Monday, 26 October 2015

Hostel 101: What to know before you book a hostel

If you're planning a big trip, need a cheap place to stay and haven't been in a hostel before, there are a few things to know before you go.

Hostels are perfect if you're low on funds or travelling for a long time. They're also great if you want to meet some new people. Depending on the country you can find some pretty cheap prices – I once stayed in a hostel in Fiji for £6 a night and got a free upgrade to my own private room with ensuite. Likewise, in Asia hostels can be as cheap as £2 a night. Australia, New Zealand and popular European cities are slightly more pricey though so expect to pay between £11-£25 a night.

Base, Magnetic Island, Australia: Credit Rachael Brewin-Caddy @Brewinx

During my last trip to Australia, I stayed in a lotttt of dorms. We were away for five weeks and this was the only way to make money stretch. Some of the hostels had been recommended through STA Travel or came included in tours. The rest we picked through a selection on It's definitely worth asking around for recommendations or checking out Trip Advisor for reviews though, because some of the cheaper places were just as nice, if not nicer than those that were more expensive.

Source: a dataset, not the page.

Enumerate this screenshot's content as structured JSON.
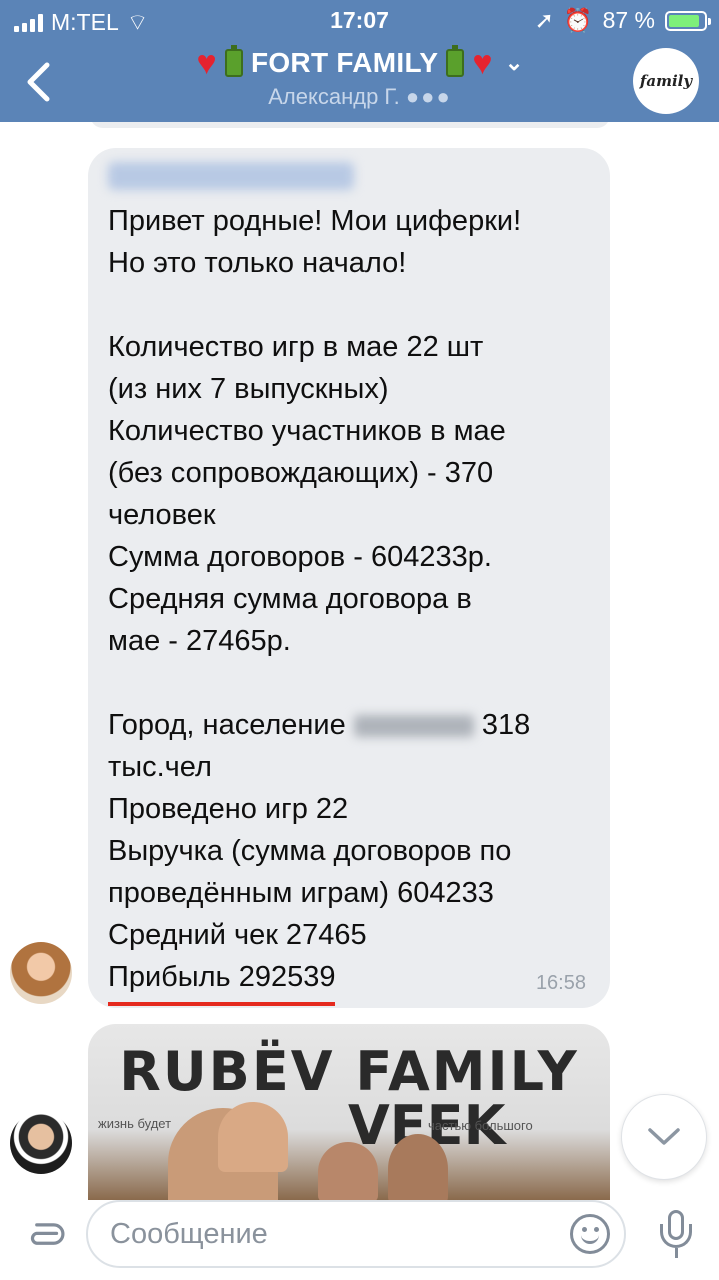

In Australia we stayed at:

Wake Up! Sydney Central $39
Byron Bay Backpackers Inn $26
Islander Backpackers, Surfers Paradise $30
Base Brisbane Central $30
Kingfisher Bay Wilderness Lodges, Fraser Island (Included as part of our Fraser Island Tour)
Palace Backpackers Hervey Bay $25
Nomads Airlie Beach $28
Rambutan Townsville $18
Base Magnetic Island $32
Calypso Cairns $23
Ferntree Rainforest Lodge, Cape Tribulation $30
Bounce Sydney $40

*Our price per night

Palace/Next Backpackers Hervey Bay, Australia: Credit Rachael Brewin-Caddy @Brewinx

I'd happily stay in most of these hostels again, but if you're not used to dorms it can be difficult to adjust. But fear not, I've made a list of things to know before you go – prepare for your new life of bunkbeds, cold showers and instant coffee.

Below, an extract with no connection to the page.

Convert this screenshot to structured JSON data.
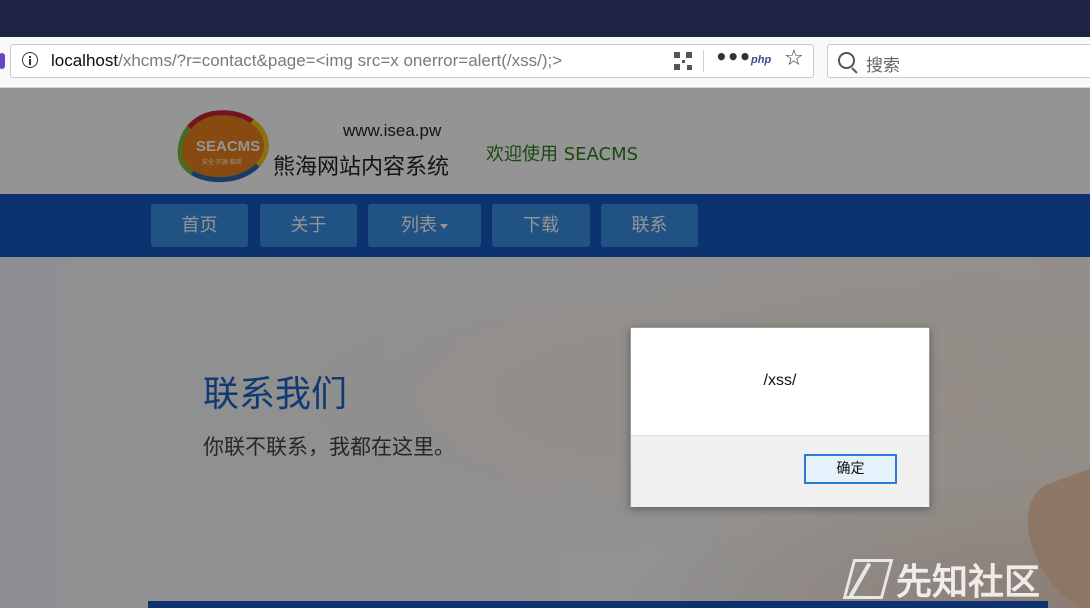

1. Not all rooms are the same

I've stayed in a 32 bed dorm in Fiji so I feel pretty much prepared for anything. In Australia we stayed in a mix of rooms, from private twin rooms to dorms of 10. All the rooms are different and you can choose what suits you. You'll usually find that the bigger the dorm, the cheaper the room and we found that some of these cheaper rooms were actually quite good. Many of the 6 bed dorms were cramped but the 8 or 10 bed rooms allowed each person much more space, which is perfect if you like to spread out a bit. If you reeeeally like your space and don't fancy sharing, then consider upgrading to a private room. This is a much cheaper alternative to a pricey hotel room and is worth considering if you're desperate for a good night's sleep.

2. Reviews are more important than price

It's not always the most expensive hostels that are the best. By far the best hostel for us in Australia was Rambutan in Townsville. We booked this way in advance and somehow managed to get a private bunk room for £16 – £8 each! The hostel was clean, the staff were helpful and facilities included a restaurant, bar and outdoor swimming pool, all decked out in a cute boutique style.

Rambutan Townsville, Australia

We also stayed at Base – Base hostels are one of the most popular hostels in Australia and Base Brisbane Central was one of our more expensive stays. We arrived around midday and checked in to our 10 bed dorm. When we arrived our beds were covered in other people's clothes and still had dirty sheets left on from the previous person. What was worse was the communal bathroom – hairs and tissue everywhere and what suspiciously looked like pee on the floor. We checked out and went elsewhere.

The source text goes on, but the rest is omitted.